The world has changed a lot in a few short decades. Technology enables us to deliver remote backoffice support in ways that industry gurus could barely imagine when we started. 

But while we’ve invested a lot in deep code and computing architecture, we make sure the advisors we work with never need to worry about it. They don’t consider us “a technology company.” 

The technology is only the infrastructure that brings us together. We keep it running in the background so you can get back to work. 

After all, the goal of any effective outsourcing relationship — whether you call it a TAMP, a virtual back office or just operational support — is to make life simpler. Bringing the technology forward doesn’t simplify anything.

If anything, focusing on the systems makes an advisor’s life even more complicated. So we keep it in the background where you’ll never see it.

Let the support team worry about the robots

You’re the front office. Firms like us are the back office. We each play our role. 

The people in the front office spend their days communicating with clients, making sure they’re happy, bringing their top game to prospect meetings. 

It’s not the kind of thing “robo advisors” are programmed to do well. Until that happens, the robots stay in the back, running the automated processes that add up to a client experience you can endorse with confidence. 

The clients never go in the back or inspect your data platform, so they’ll never see the robots. You’re our client. If we can get you to forget about all the systems running in the background, we’ve done our job.

That’s why we don’t talk about technology or position ourselves as a technology provider. We save that shop talk for internal discussion. Our marketing — and let’s face it, every contact we make in the industry, even this one — strips out all the buzzwords and jargon that drive Silicon Valley first and Wall Street second.

After all, we’re veterans of the independent advisory business ourselves, not programmers. We recognized the power and limitations of technology early on, so we could get ahead of the trend. But we acknowledge that learning to speak the language of Silicon Valley isn’t an achievement in itself.

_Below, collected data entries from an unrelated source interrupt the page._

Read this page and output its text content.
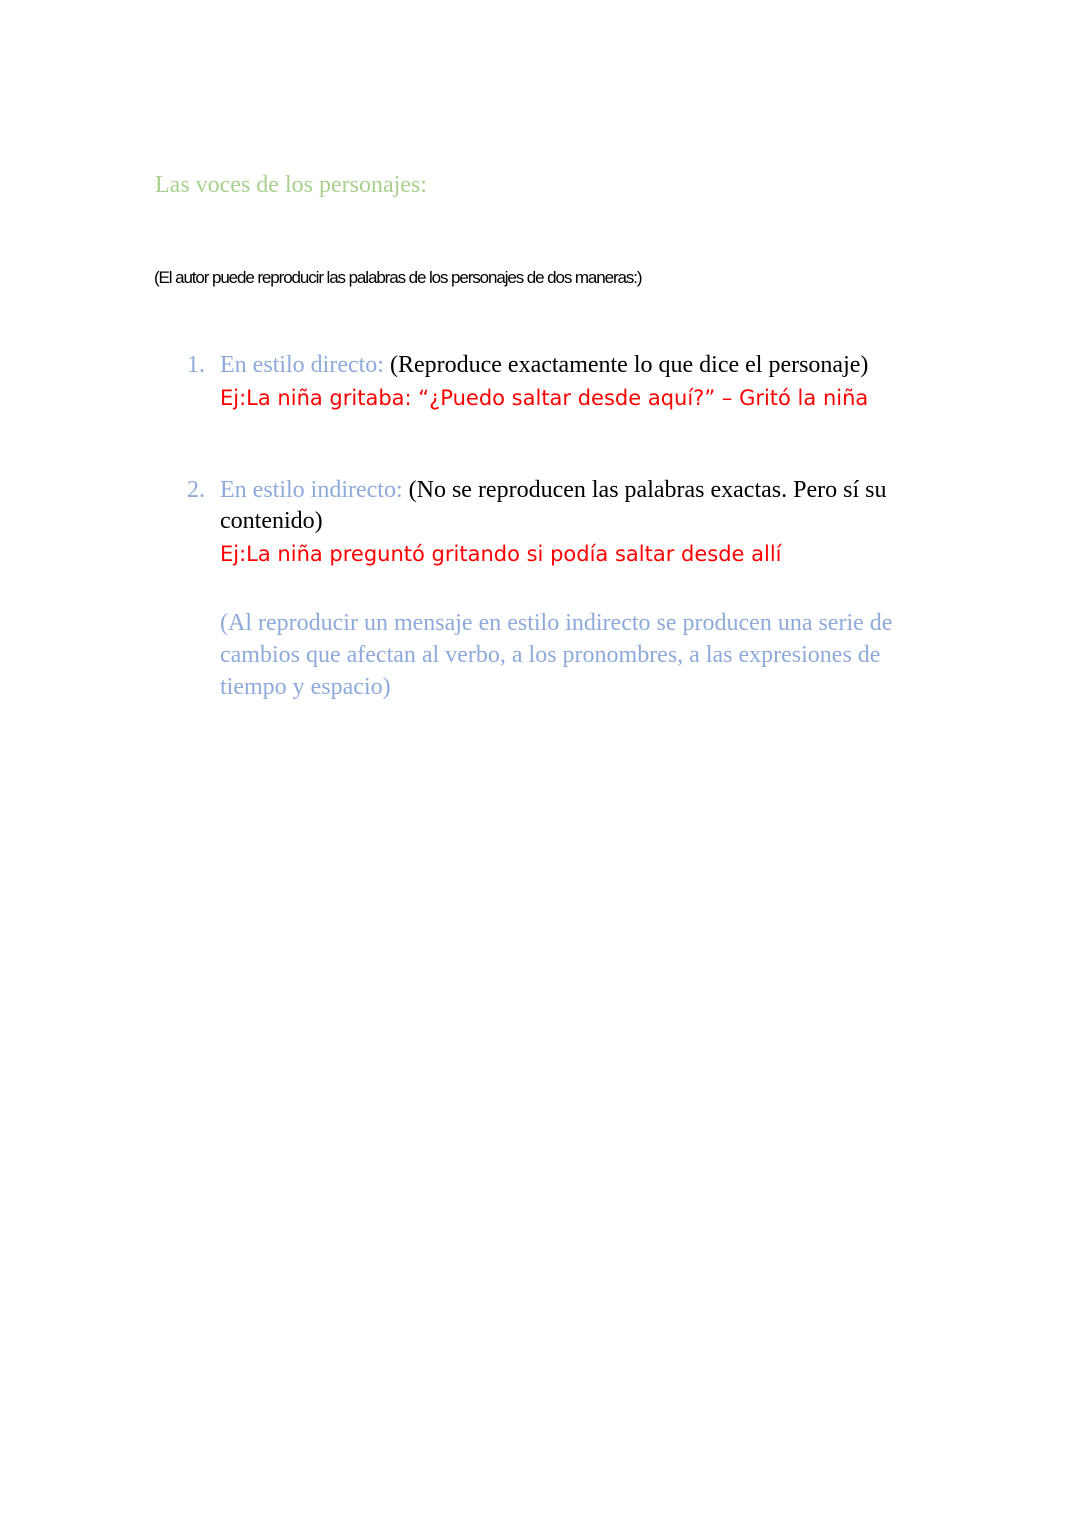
Las voces de los personajes:

(El autor puede reproducir las palabras de los personajes de dos maneras:)

1. En estilo directo: (Reproduce exactamente lo que dice el personaje)
Ej:La niña gritaba: “¿Puedo saltar desde aquí?” – Gritó la niña
2. En estilo indirecto: (No se reproducen las palabras exactas. Pero sí su contenido)
Ej:La niña preguntó gritando si podía saltar desde allí
(Al reproducir un mensaje en estilo indirecto se producen una serie de cambios que afectan al verbo, a los pronombres, a las expresiones de tiempo y espacio)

You are advisors and we need to speak to you in language you find meaningful. That means leaving the inner mechanics of what we do in the back room, much as you don’t burden your prospects with a whole lot of detail on why you work with one custodian instead of another and who prints your business cards.

And it means we don’t spend a lot of effort positioning ourselves in opposition to other companies in our space. We aren’t really interested in defining our marketing category because we know you don’t really care what we call ourselves.

Do we provide access to elite investment models through our wholesale relationship with Dimensional Fund Advisors? Definitely — did the heavy lifting to join the DFA institutional network early on. There’s no incentive for you to reinvent that wheel. 

Do we run all the reporting, billing and account reconciliation while keeping your client-facing portals up and running? Definitely.

Are we loaded with time-tested marketing and business development strategies and support? If you scale, we scale. No question.

Maybe the sum of all these parts makes us a “turnkey asset management platform.” That’s a mouthful and “TAMP” isn’t much better. Call us whatever you like. If the relationship is good, the jargon will only get in the way.

Not just a “high touch feel”

Of course the magic word in “TAMP” is really “turnkey.” When you’re driving a Tesla or other high-performance vehicle, you don’t really care about all the science or how each of the systems was engineered. The ride and the velocity are what really matters.

Investors have a similar relationship with their advisors. For most, it’s less about what’s under the hood than the hum of power when you turn that key and watch the needles start moving.

We’ve already built what we consider a world-class vehicle. It’s the same model we built for our clients when we were first coming up on the RIA side ourselves. They loved it.

Now we’re letting other advisors turn the key. There’s room here for everyone. The vehicle keeps its eyes on the road so we can all concentrate on providing the best end-to-end experience we can — we’re responsive so you can be responsive, and all that high touch along the chain adds up to visible value no pure robot can match.

They may not appreciate the fact that you’re letting them work with low-cost institutional-grade portfolios that only a rarefied handful of retail advisors will ever be cleared to touch. They probably don’t care about the network architecture that keeps their accounts up to date whenever they log in to check. But the ride is extraordinary.

Don’t get me wrong, you’re still doing the driving. We know independence is a habit few advisors who’ve had their taste of freedom ever want to break. We’re just the pit crew, keeping your portfolios rotated and the engine purring.